The 'Forgotten Maggies' picks up the stories of four women who were inmates of Cork's notorious Magdalene Laundries after they left the workplaces they were forced into because they became pregnant when they were unmarried.

In some cases the harrowing effects of what happened to these women reverberate down through the generations. Along with the 30,000 women who lived and worked in the laundries until the last was closed in 1996, the children of these women, this documentary shows, are often deeply damaged by this legacy.

Stephen O'Riordan, who is now 25 years old, felt compelled to do something after watching Peter Mullins‚ award-winning ' The Magdalene Sisters'. He was haunted by the feeling that "there was no way in the world those women rode off into the sunset and lived happily ever after, not after what happened to them".

One woman who was torn away from her unmarried mother at two and sent to a children's home, where she was routinely beaten because of the circumstances of her birth, is among the unforgettable contributors to the documentary.

She was brought to a laundry to meet her mother when she was seven. Mother and daughter sat in a room for some time without exchanging a word.

When she got back to the children's home, the woman who had accompanied her stripped her naked, beat her severely and locked her in a coal shed as punishment for her social ineptness. The woman tells Stephen on film: "I didn't know what to say to her — I didn't know what a mother was".

Stephen, a graduate in film studies, felt enormous pressure to get this right, and he feels he has created an important documentary. "These are four real women and, for all of them, it was their first time coming forward and telling their stories. We really want to get their voices heard."

Stephen was motivated to try and make a difference, in part, because of his inspirational sister Joanne O'Riordan, who was born without arms and legs and who leads a full and active life. Joanne, 13, has just completed her first year of secondary school at Millstreet Community College.

And so began a three-and-a-half year trek around Ireland and England gathering these stories and working with the women to make a stand against a redress board which, in one case, flatly refused to believe the woman's account of her treatment in one of the Magdalene Laundries.

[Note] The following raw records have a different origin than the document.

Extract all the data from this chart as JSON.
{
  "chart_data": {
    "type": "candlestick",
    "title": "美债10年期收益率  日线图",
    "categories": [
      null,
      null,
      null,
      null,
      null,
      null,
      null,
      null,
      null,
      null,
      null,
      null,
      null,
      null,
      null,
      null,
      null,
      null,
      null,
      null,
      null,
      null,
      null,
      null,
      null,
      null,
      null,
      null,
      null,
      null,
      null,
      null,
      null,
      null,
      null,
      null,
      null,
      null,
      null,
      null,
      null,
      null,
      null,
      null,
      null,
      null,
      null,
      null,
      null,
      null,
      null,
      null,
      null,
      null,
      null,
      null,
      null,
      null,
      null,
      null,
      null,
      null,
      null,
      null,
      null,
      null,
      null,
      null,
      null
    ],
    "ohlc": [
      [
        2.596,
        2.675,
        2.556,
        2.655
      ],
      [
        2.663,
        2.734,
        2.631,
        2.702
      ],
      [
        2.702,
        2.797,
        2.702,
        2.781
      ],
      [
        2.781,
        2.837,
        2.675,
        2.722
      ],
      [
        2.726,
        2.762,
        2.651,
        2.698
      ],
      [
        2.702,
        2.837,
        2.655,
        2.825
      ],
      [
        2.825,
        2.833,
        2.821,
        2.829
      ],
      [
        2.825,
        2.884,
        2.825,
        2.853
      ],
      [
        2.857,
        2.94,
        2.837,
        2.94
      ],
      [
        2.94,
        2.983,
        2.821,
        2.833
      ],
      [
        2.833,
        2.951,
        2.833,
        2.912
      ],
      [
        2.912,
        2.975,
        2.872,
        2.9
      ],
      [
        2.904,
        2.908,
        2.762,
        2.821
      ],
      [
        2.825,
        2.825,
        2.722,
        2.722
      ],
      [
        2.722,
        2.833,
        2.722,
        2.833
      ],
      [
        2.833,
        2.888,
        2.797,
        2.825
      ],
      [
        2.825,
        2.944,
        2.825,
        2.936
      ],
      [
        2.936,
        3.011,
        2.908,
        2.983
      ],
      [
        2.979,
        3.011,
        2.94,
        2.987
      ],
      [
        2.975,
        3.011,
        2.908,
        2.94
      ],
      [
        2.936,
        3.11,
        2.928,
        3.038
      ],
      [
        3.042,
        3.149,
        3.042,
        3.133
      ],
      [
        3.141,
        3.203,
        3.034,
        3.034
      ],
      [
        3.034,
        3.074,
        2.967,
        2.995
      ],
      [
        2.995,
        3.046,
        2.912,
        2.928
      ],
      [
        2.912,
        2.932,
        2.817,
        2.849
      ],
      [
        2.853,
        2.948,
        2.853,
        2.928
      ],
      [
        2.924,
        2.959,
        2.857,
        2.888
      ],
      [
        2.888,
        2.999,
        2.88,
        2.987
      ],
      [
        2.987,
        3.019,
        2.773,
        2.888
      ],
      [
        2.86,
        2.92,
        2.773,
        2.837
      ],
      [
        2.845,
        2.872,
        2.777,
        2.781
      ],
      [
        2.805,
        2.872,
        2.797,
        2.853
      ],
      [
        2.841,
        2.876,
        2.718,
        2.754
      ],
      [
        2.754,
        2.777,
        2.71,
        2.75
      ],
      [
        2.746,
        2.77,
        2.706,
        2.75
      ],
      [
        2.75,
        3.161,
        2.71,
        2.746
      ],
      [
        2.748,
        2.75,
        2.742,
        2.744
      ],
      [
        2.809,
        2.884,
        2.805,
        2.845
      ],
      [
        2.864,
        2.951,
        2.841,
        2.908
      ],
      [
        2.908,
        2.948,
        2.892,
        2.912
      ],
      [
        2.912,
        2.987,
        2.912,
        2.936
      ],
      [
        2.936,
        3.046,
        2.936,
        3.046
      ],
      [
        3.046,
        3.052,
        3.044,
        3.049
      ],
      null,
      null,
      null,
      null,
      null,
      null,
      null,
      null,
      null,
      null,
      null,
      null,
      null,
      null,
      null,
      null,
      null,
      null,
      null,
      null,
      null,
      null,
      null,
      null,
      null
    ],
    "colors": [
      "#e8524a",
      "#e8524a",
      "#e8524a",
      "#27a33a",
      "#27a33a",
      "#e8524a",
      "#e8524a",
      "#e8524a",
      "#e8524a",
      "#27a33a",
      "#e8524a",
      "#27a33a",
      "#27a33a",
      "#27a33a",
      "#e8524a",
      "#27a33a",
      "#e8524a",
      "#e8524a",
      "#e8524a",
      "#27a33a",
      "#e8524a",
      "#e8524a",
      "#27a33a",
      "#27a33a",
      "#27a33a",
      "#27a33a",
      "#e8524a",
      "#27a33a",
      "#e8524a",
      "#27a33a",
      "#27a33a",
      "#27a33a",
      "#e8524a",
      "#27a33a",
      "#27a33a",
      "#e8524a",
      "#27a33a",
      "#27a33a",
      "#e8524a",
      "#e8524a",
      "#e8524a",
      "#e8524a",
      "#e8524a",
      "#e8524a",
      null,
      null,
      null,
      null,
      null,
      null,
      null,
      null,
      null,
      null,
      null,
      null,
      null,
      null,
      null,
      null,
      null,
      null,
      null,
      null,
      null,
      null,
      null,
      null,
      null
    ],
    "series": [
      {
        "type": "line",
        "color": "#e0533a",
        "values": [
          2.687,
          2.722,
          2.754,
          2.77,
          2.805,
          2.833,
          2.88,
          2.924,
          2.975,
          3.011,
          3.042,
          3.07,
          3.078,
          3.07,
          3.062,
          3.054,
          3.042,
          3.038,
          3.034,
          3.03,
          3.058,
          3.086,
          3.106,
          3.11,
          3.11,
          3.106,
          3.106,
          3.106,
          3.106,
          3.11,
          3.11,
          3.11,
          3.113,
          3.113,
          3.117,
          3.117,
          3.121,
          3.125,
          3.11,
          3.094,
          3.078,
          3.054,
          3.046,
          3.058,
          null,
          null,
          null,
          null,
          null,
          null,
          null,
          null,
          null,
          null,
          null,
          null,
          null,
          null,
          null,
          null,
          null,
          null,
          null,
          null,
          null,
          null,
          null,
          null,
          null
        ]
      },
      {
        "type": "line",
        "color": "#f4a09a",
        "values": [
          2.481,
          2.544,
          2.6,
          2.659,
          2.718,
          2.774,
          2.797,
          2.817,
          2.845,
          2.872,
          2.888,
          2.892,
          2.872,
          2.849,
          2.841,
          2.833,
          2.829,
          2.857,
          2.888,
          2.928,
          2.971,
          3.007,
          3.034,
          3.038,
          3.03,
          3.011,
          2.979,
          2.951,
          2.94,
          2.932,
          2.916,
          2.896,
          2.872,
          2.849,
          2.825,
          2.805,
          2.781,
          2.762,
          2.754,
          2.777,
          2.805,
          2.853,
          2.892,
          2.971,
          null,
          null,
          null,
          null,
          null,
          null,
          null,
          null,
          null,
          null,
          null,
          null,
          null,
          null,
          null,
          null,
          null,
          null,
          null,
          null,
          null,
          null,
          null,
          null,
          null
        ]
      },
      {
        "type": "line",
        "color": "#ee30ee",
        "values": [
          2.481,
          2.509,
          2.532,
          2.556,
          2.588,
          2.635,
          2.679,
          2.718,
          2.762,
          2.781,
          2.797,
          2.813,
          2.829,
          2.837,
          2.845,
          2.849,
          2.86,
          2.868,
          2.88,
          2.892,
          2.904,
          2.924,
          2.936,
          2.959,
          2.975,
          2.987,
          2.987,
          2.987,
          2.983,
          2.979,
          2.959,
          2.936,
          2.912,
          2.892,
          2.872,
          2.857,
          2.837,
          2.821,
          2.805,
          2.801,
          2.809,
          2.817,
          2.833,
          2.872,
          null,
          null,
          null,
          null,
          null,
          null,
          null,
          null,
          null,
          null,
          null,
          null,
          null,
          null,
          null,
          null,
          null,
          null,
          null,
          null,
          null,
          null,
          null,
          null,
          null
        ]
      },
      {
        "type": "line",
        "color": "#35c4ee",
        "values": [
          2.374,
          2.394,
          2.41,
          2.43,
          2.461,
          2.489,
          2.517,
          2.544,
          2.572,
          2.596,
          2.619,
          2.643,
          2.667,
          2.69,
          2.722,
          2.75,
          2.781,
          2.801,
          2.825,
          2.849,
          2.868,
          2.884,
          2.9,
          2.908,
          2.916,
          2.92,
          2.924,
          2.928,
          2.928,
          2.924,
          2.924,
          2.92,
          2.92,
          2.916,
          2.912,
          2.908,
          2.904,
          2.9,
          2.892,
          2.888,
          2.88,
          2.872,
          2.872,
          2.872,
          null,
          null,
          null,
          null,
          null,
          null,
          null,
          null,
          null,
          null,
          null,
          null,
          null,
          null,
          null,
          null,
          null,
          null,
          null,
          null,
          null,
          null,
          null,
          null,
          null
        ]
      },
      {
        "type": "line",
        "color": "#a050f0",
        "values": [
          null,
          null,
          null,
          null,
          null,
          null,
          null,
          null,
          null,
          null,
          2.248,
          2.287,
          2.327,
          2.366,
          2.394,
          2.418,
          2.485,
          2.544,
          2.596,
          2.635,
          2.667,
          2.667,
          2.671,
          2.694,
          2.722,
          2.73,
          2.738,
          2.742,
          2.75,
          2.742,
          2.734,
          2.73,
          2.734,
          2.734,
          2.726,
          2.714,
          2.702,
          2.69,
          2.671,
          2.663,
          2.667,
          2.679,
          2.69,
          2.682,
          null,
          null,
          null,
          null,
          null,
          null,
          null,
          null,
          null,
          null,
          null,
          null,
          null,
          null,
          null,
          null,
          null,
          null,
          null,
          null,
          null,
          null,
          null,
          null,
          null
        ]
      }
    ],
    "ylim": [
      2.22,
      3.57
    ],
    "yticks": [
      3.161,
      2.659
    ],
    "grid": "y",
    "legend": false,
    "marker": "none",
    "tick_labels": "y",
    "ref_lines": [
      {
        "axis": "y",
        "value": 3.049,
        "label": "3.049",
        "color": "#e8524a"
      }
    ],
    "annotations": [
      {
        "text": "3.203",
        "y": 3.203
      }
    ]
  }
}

Stephen is reluctant to release too much detail before the premiere but the documentary is set to be explosive. The content focuses on what happened after the women left the laundries and brings their stories right up to date with Stephen and his colleagues, Gerard Boland and Seamus Hegarty, drawn into their fight for justice. He was also greatly assisted by Elaine Hooper, also from Millstreet, who became an adviser, soundingboard and confidante.

It was all done on a shoestring and all of them ultimately gave up three and a half years of their lives to get it finished.

Every woman TD in Ireland has been invited to the premiere at the Town Hall Cinemobile at 10am on July 8th and Stephen believes they must attend. "These women need redress and need a State apology for the injustice they have suffered."